I think you need to consider what you are actually doing here in order to understand why the index is not helping and indeed why this operation takes so long.
The first part of the answer is explained by what you are doing here:
db.questions.find()
Now that part alone basically says that you are asking to retrieve every document in your questions collection. So we can see what you are trying to do is exactly that, as you want to update that content into your participants collection, particularly the document _id for the "question". But here, by definition of getting all documents, no index will be used.
So what you are doing is looping every document in the questions, then asking with your update operation to match the participants record with data from the "question". And what that means is you are pulling "over the wire" all of your 95K documents and sending back "over the wire" your update operation, 95K times. This is not happening on the server and there is network traffic between your application and your MongoDB.

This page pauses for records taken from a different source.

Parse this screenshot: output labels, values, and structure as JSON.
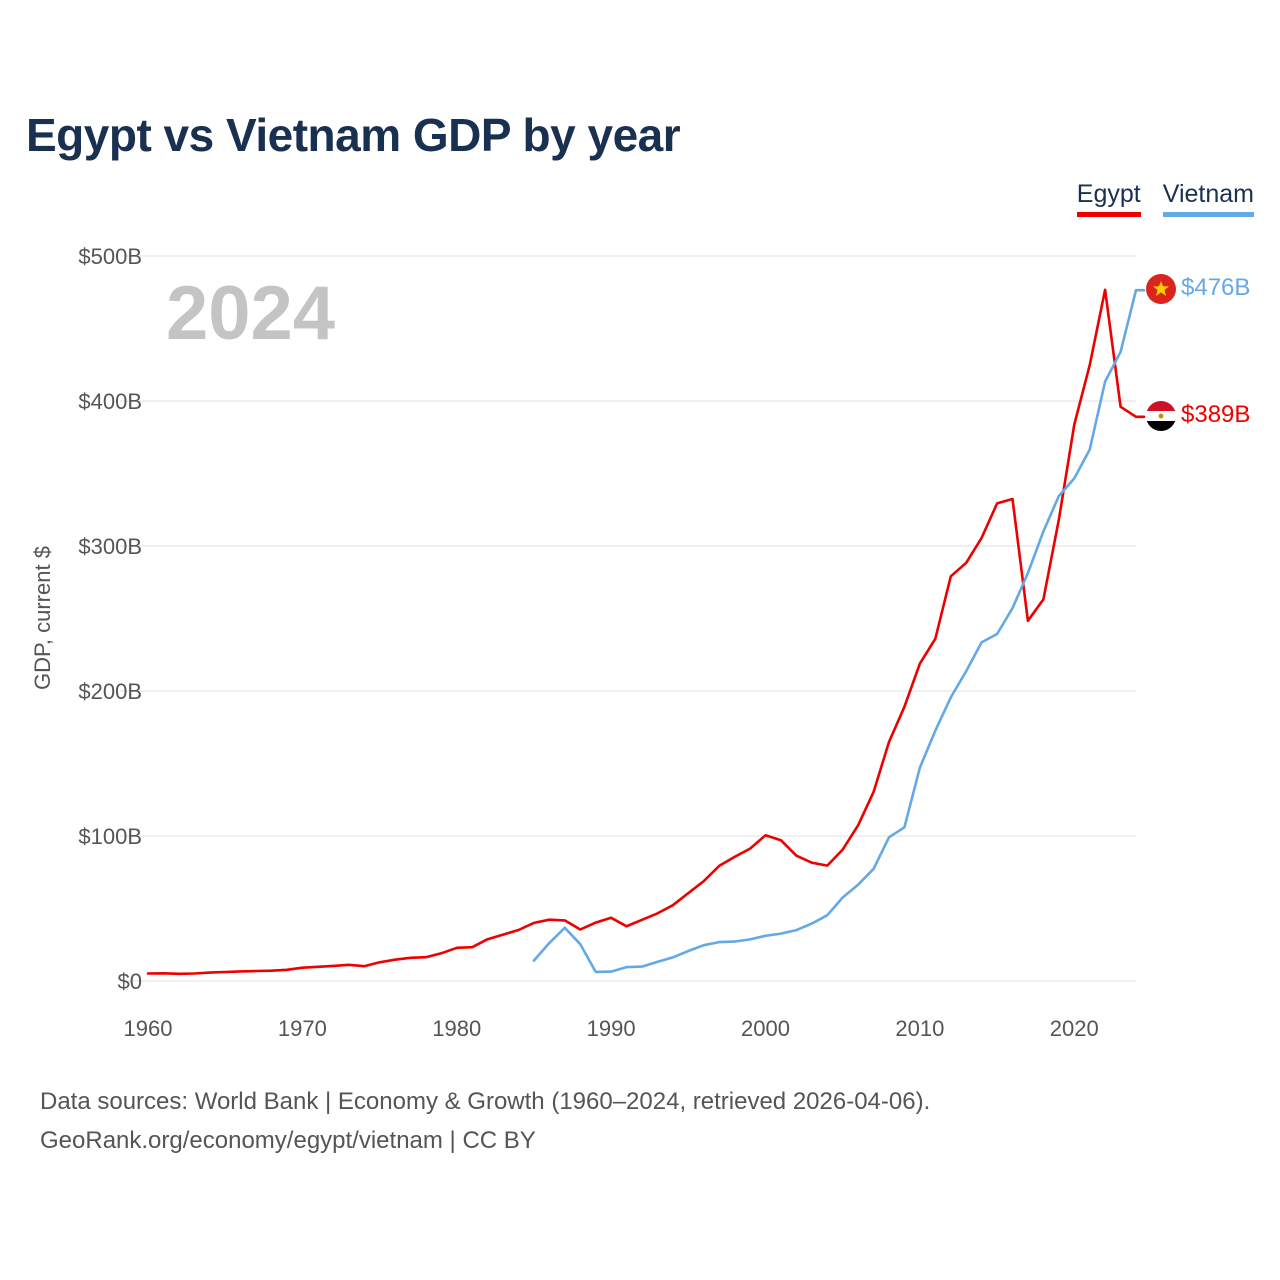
{
  "colors": {
    "egypt": "#ee0000",
    "vietnam": "#64a8e6",
    "title": "#1a3050",
    "grid": "#e6e6e6"
  },
  "chart_data": {
    "type": "line",
    "title": "Egypt vs Vietnam GDP by year",
    "year_label": "2024",
    "xlabel": "",
    "ylabel": "GDP, current $",
    "xlim": [
      1960,
      2024
    ],
    "ylim": [
      0,
      500
    ],
    "x_ticks": [
      1960,
      1970,
      1980,
      1990,
      2000,
      2010,
      2020
    ],
    "x_tick_labels": [
      "1960",
      "1970",
      "1980",
      "1990",
      "2000",
      "2010",
      "2020"
    ],
    "y_ticks": [
      0,
      100,
      200,
      300,
      400,
      500
    ],
    "y_tick_labels": [
      "$0",
      "$100B",
      "$200B",
      "$300B",
      "$400B",
      "$500B"
    ],
    "legend_position": "top-right",
    "series": [
      {
        "key": "egypt",
        "name": "Egypt",
        "end_label": "$389B",
        "flag_icon": "egypt-flag-icon",
        "x": [
          1960,
          1961,
          1962,
          1963,
          1964,
          1965,
          1966,
          1967,
          1968,
          1969,
          1970,
          1971,
          1972,
          1973,
          1974,
          1975,
          1976,
          1977,
          1978,
          1979,
          1980,
          1981,
          1982,
          1983,
          1984,
          1985,
          1986,
          1987,
          1988,
          1989,
          1990,
          1991,
          1992,
          1993,
          1994,
          1995,
          1996,
          1997,
          1998,
          1999,
          2000,
          2001,
          2002,
          2003,
          2004,
          2005,
          2006,
          2007,
          2008,
          2009,
          2010,
          2011,
          2012,
          2013,
          2014,
          2015,
          2016,
          2017,
          2018,
          2019,
          2020,
          2021,
          2022,
          2023,
          2024
        ],
        "values": [
          5.2,
          5.3,
          5.0,
          5.2,
          5.8,
          6.2,
          6.6,
          6.9,
          7.1,
          7.7,
          9.2,
          9.8,
          10.4,
          11.2,
          10.2,
          12.9,
          14.7,
          16.0,
          16.4,
          19.1,
          22.9,
          23.3,
          28.8,
          32.0,
          35.2,
          40.1,
          42.3,
          41.8,
          35.5,
          40.3,
          43.6,
          37.7,
          42.2,
          46.6,
          52.3,
          60.6,
          68.9,
          79.4,
          85.6,
          91.3,
          100.5,
          97.1,
          86.4,
          81.6,
          79.6,
          90.6,
          107.4,
          130.4,
          164.8,
          189.1,
          218.9,
          236.0,
          279.1,
          288.4,
          305.6,
          329.4,
          332.4,
          248.4,
          263.2,
          318.0,
          383.8,
          424.7,
          476.7,
          396.0,
          389.1
        ]
      },
      {
        "key": "vietnam",
        "name": "Vietnam",
        "end_label": "$476B",
        "flag_icon": "vietnam-flag-icon",
        "x": [
          1985,
          1986,
          1987,
          1988,
          1989,
          1990,
          1991,
          1992,
          1993,
          1994,
          1995,
          1996,
          1997,
          1998,
          1999,
          2000,
          2001,
          2002,
          2003,
          2004,
          2005,
          2006,
          2007,
          2008,
          2009,
          2010,
          2011,
          2012,
          2013,
          2014,
          2015,
          2016,
          2017,
          2018,
          2019,
          2020,
          2021,
          2022,
          2023,
          2024
        ],
        "values": [
          14.1,
          26.3,
          36.7,
          25.4,
          6.3,
          6.5,
          9.6,
          9.9,
          13.2,
          16.3,
          20.7,
          24.7,
          26.8,
          27.2,
          28.7,
          31.2,
          32.7,
          35.1,
          39.6,
          45.4,
          57.6,
          66.4,
          77.4,
          99.1,
          106.0,
          147.2,
          172.6,
          195.6,
          213.7,
          233.5,
          239.3,
          257.1,
          281.4,
          310.1,
          334.4,
          346.6,
          366.5,
          413.4,
          433.9,
          476.4
        ]
      }
    ]
  },
  "footer": {
    "line1": "Data sources: World Bank | Economy & Growth (1960–2024, retrieved 2026-04-06).",
    "line2": "GeoRank.org/economy/egypt/vietnam | CC BY"
  }
}
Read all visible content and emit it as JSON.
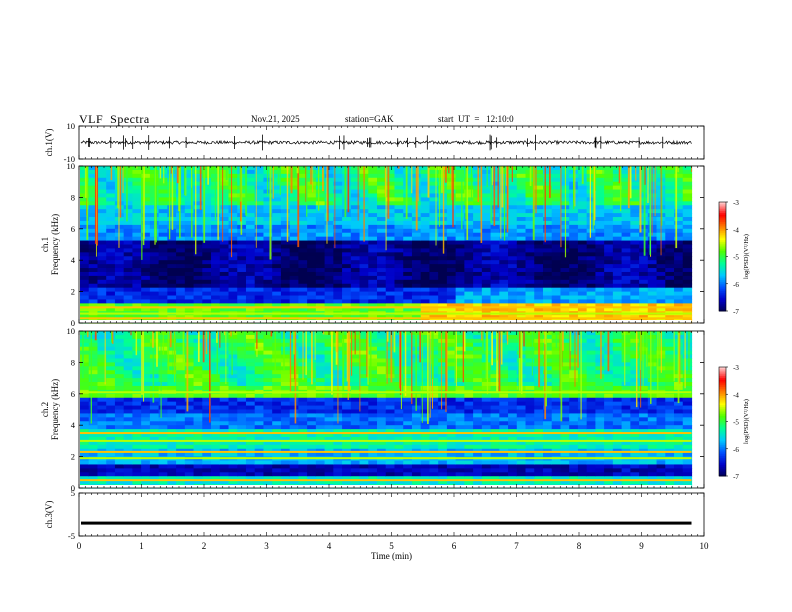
{
  "header": {
    "title": "VLF  Spectra",
    "date": "Nov.21, 2025",
    "station": "station=GAK",
    "start": "start  UT  =   12:10:0"
  },
  "chart_data": [
    {
      "type": "line",
      "panel": "ch1-waveform",
      "ylabel": "ch.1(V)",
      "ylim": [
        -10,
        10
      ],
      "yticks": [
        "10",
        "-10"
      ],
      "description_values": {
        "baseline": 0,
        "noise_amplitude": 1,
        "spike_amplitude": 5
      }
    },
    {
      "type": "heatmap",
      "panel": "ch1-spectrogram",
      "ylabel_line1": "ch.1",
      "ylabel_line2": "Frequency  (kHz)",
      "ylim": [
        0,
        10
      ],
      "yticks": [
        "0",
        "2",
        "4",
        "6",
        "8",
        "10"
      ],
      "colorbar": {
        "label": "log(PSD)(V²/Hz)",
        "ticks": [
          "-3",
          "-4",
          "-5",
          "-6",
          "-7"
        ],
        "range": [
          -7,
          -3
        ]
      },
      "bands_khz": [
        0.3,
        0.6,
        1.0
      ],
      "x_extent_min": [
        0,
        9.8
      ]
    },
    {
      "type": "heatmap",
      "panel": "ch2-spectrogram",
      "ylabel_line1": "ch.2",
      "ylabel_line2": "Frequency  (kHz)",
      "ylim": [
        0,
        10
      ],
      "yticks": [
        "0",
        "2",
        "4",
        "6",
        "8",
        "10"
      ],
      "colorbar": {
        "label": "log(PSD)(V²/Hz)",
        "ticks": [
          "-3",
          "-4",
          "-5",
          "-6",
          "-7"
        ],
        "range": [
          -7,
          -3
        ]
      },
      "bands_khz": [
        0.5,
        1.9,
        2.3,
        3.0,
        3.5,
        6.1
      ],
      "x_extent_min": [
        0,
        9.8
      ]
    },
    {
      "type": "line",
      "panel": "ch3-waveform",
      "ylabel": "ch.3(V)",
      "ylim": [
        -5,
        5
      ],
      "yticks": [
        "5",
        "-5"
      ],
      "xlabel": "Time  (min)",
      "xlim": [
        0,
        10
      ],
      "xticks": [
        "0",
        "1",
        "2",
        "3",
        "4",
        "5",
        "6",
        "7",
        "8",
        "9",
        "10"
      ],
      "description_values": {
        "baseline": -2
      }
    }
  ],
  "colors": {
    "colormap": [
      "#000050",
      "#0000c8",
      "#0050ff",
      "#00c8ff",
      "#00ff96",
      "#50ff00",
      "#ffff00",
      "#ff8000",
      "#ff0000",
      "#ffc8c8"
    ]
  }
}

The index itself is not going to do much other than improve the search of each participants record, which is better than scanning and you should be getting the match. But that's not the part that taking the time, its the fetching of the questions that will be the largest issue. Also note that if you were updating
So if it's possible to run your update process on a machine that is as close as possible in networking terms to the MongoDB server then that is going to be your best performance improvement. You could also wind back your Write Concern if you want to be a little daring and/or can live with checking the integrity in another opertation, and that will reduce your network traffic and waiting for a response to the update (which is actually happening) if you put it in "fire and forget" mode.
Also see the guide if you are not sure of the concepts:
http://docs.mongodb.org/manual/core/write-concern/
In case anyone is interested I was able to take the run time of this update query from 20 minutes down to about a minute and a half by using projection when selecting the questions documents. Since I am only using the _id, id and sub_id fields I was able to do the following:
db.questions.find({},{_id: 1, id: 1, sub_id: 1}).forEach(function(doc){
....
Which drastically improved performance. Hope this helps someone!